A consortium of four Korean builders won an oil refinery project from Iraq, and thus the prospect of local builders to receive overseas construction orders worth as much as US$70 billion this year became more realistic. 

According to sources in the construction industry on Feb. 19, four local builders consisting of Hyundai E&C, GS E&C, SK E&C, and Hyundai Engineering (HEC) received a US$6.04 billion (6.4 trillion won) order for oil refinery construction in Karbala, Iraq, which is the single largest industrial plant project won by local firms.

The order was placed by State Company for Oil Project (SCOP) and will be built in Karbala, some 120 kilometers southwest of Baghdad.
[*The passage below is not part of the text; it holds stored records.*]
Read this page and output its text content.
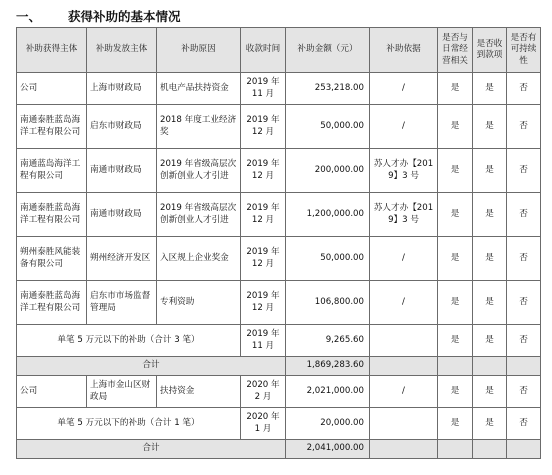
一、	获得补助的基本情况
补助获得主体	补助发放主体	补助原因	收款时间	补助金额（元）	补助依据	是否与日常经营相关	是否收到款项	是否有可持续性
公司	上海市财政局	机电产品扶持资金	2019 年 11 月	253,218.00	/	是	是	否
南通泰胜蓝岛海洋工程有限公司	启东市财政局	2018 年度工业经济奖	2019 年 12 月	50,000.00	/	是	是	否
南通蓝岛海洋工程有限公司	南通市财政局	2019 年省级高层次创新创业人才引进	2019 年 12 月	200,000.00	苏人才办【2019】3 号	是	是	否
南通泰胜蓝岛海洋工程有限公司	南通市财政局	2019 年省级高层次创新创业人才引进	2019 年 12 月	1,200,000.00	苏人才办【2019】3 号	是	是	否
朔州泰胜风能装备有限公司	朔州经济开发区	入区规上企业奖金	2019 年 12 月	50,000.00	/	是	是	否
南通泰胜蓝岛海洋工程有限公司	启东市市场监督管理局	专利资助	2019 年 12 月	106,800.00	/	是	是	否
单笔 5 万元以下的补助（合计 3 笔）			2019 年 11 月	9,265.60		是	是	否
合计				1,869,283.60				
公司	上海市金山区财政局	扶持资金	2020 年 2 月	2,021,000.00	/	是	是	否
单笔 5 万元以下的补助（合计 1 笔）			2020 年 1 月	20,000.00		是	是	否
合计				2,041,000.00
The construction is expected to take 54 months for a refinery that can process 140,000 barrels of crude oil per day into liquefied petroleum gas, gasoline, diesel, and other petroleum products.

“The project is noteworthy because companies carefully checked profit margins and overall business value before trying to win the bid,” a press release by Hyundai E&C said.

It said the tie-up between rivals to win the lucrative contract can set a precedent for similar arrangements in the future and prevent the kind of cut-throat competition cited as undermining the health of many local construction companies in the past.

This deal came on the heels of a clean fuels project (CFP) worth US$7.1 billion obtained by five local builders from Kuwait on Feb. 12. These two joint deals are considered to be a new model for overseas projects, in that local firms won contracts through cooperation amid growing worries over excessive competition between local builders in overseas construction markets. 

Hyundai E&C and HEC hold a combined 37.5 percent stake (US$2.265 billion) in the order, with GS E&C at 37.5 percent (US$2.265 billion), and SK E&C at 25 percent (US$1.51 billion). The two Hyundai subsidiaries with a lot of experience in Iraq will be responsible for petroleum refinery facilities. GS E&C will be in charge of chemical equipment such as vacuum distillation units in petroleum refineries, while SK E&C will take charge of utilities. 

Korean builders will draw the building plans, manage procurement and carry out the construction work. They will operate the plant for a year after completion before handing it over to SCOP.